O resultado da eleição geral, o retorno de uma assembléia constituinte, predominantemente moderada, senão monárquica, frustrou as esperanças daqueles que buscavam o estabelecimento, por uma revolução pacífica, de seu estado socialista ideal; mas não estavam preparados para ceder sem luta, e na própria Paris comandavam uma força formidável. Apesar da preponderância do partido "tricolor" no governo provisório, enquanto a voz da França não se pronunciava, os socialistas, apoiados pelo proletariado parisiense, haviam exercido uma influência na política desproporcional ao seu número relativo. Por decreto de 24 de fevereiro, o governo provisório havia aceitado solenemente o princípio do "direito ao trabalho" e decidiu estabelecer " Oficinas Nacionais" para os desempregados; paralelamente, foi instalada uma espécie de parlamento industrial no Palácio de Luxemburgo, sob a presidência de Louis Blanc, com o objetivo de preparar um esquema de organização do trabalho; e, por último, pelo decreto de 8 de março, a habilitação de propriedade para a inscrição na Guarda Nacional foi abolida e os trabalhadores foram fornecidos com armas. Os socialistas formaram assim uma espécie de estado dentro do estado, completo com um governo e uma força armada.

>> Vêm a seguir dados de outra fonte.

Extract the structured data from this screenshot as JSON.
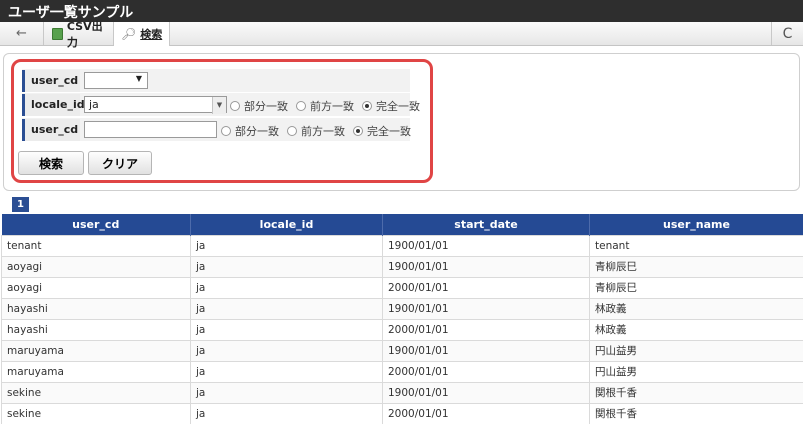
{
  "app": {
    "title": "ユーザ一覧サンプル"
  },
  "toolbar": {
    "back_icon": "←",
    "csv_label": "CSV出力",
    "search_label": "検索",
    "refresh_icon": "C"
  },
  "form": {
    "row1": {
      "label": "user_cd",
      "select_value": ""
    },
    "row2": {
      "label": "locale_id",
      "value": "ja",
      "options": [
        "部分一致",
        "前方一致",
        "完全一致"
      ],
      "selected": 2
    },
    "row3": {
      "label": "user_cd",
      "value": "",
      "options": [
        "部分一致",
        "前方一致",
        "完全一致"
      ],
      "selected": 2
    },
    "search_button": "検索",
    "clear_button": "クリア"
  },
  "pager": {
    "current": "1"
  },
  "table": {
    "columns": [
      "user_cd",
      "locale_id",
      "start_date",
      "user_name"
    ],
    "rows": [
      [
        "tenant",
        "ja",
        "1900/01/01",
        "tenant"
      ],
      [
        "aoyagi",
        "ja",
        "1900/01/01",
        "青柳辰巳"
      ],
      [
        "aoyagi",
        "ja",
        "2000/01/01",
        "青柳辰巳"
      ],
      [
        "hayashi",
        "ja",
        "1900/01/01",
        "林政義"
      ],
      [
        "hayashi",
        "ja",
        "2000/01/01",
        "林政義"
      ],
      [
        "maruyama",
        "ja",
        "1900/01/01",
        "円山益男"
      ],
      [
        "maruyama",
        "ja",
        "2000/01/01",
        "円山益男"
      ],
      [
        "sekine",
        "ja",
        "1900/01/01",
        "関根千香"
      ],
      [
        "sekine",
        "ja",
        "2000/01/01",
        "関根千香"
      ]
    ]
  },
  "colors": {
    "accent": "#254a94",
    "highlight": "#e04545",
    "titlebar": "#2e2e2e"
  }
}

Em 15 de maio, uma multidão armada, chefiada por Raspail, Blanqui e Barbès, e assistida pela Guarda alinhada ao proletariado, tentou subjugar a Assembleia, mas foi derrotada pelos batalhões alinhados à burguesia da Guarda Nacional. Enquanto isso, as oficinas nacionais eram incapazes de fornecer trabalho remunerado para os desempregados genuínos e, dos milhares que se candidataram, a maior parte estava empregada em cavar e reabastecer trincheiras; logo, mesmo esse expediente falhou, e aqueles para os quais o trabalho não podia ser inventado receberam meio salário de 1 franco por dia.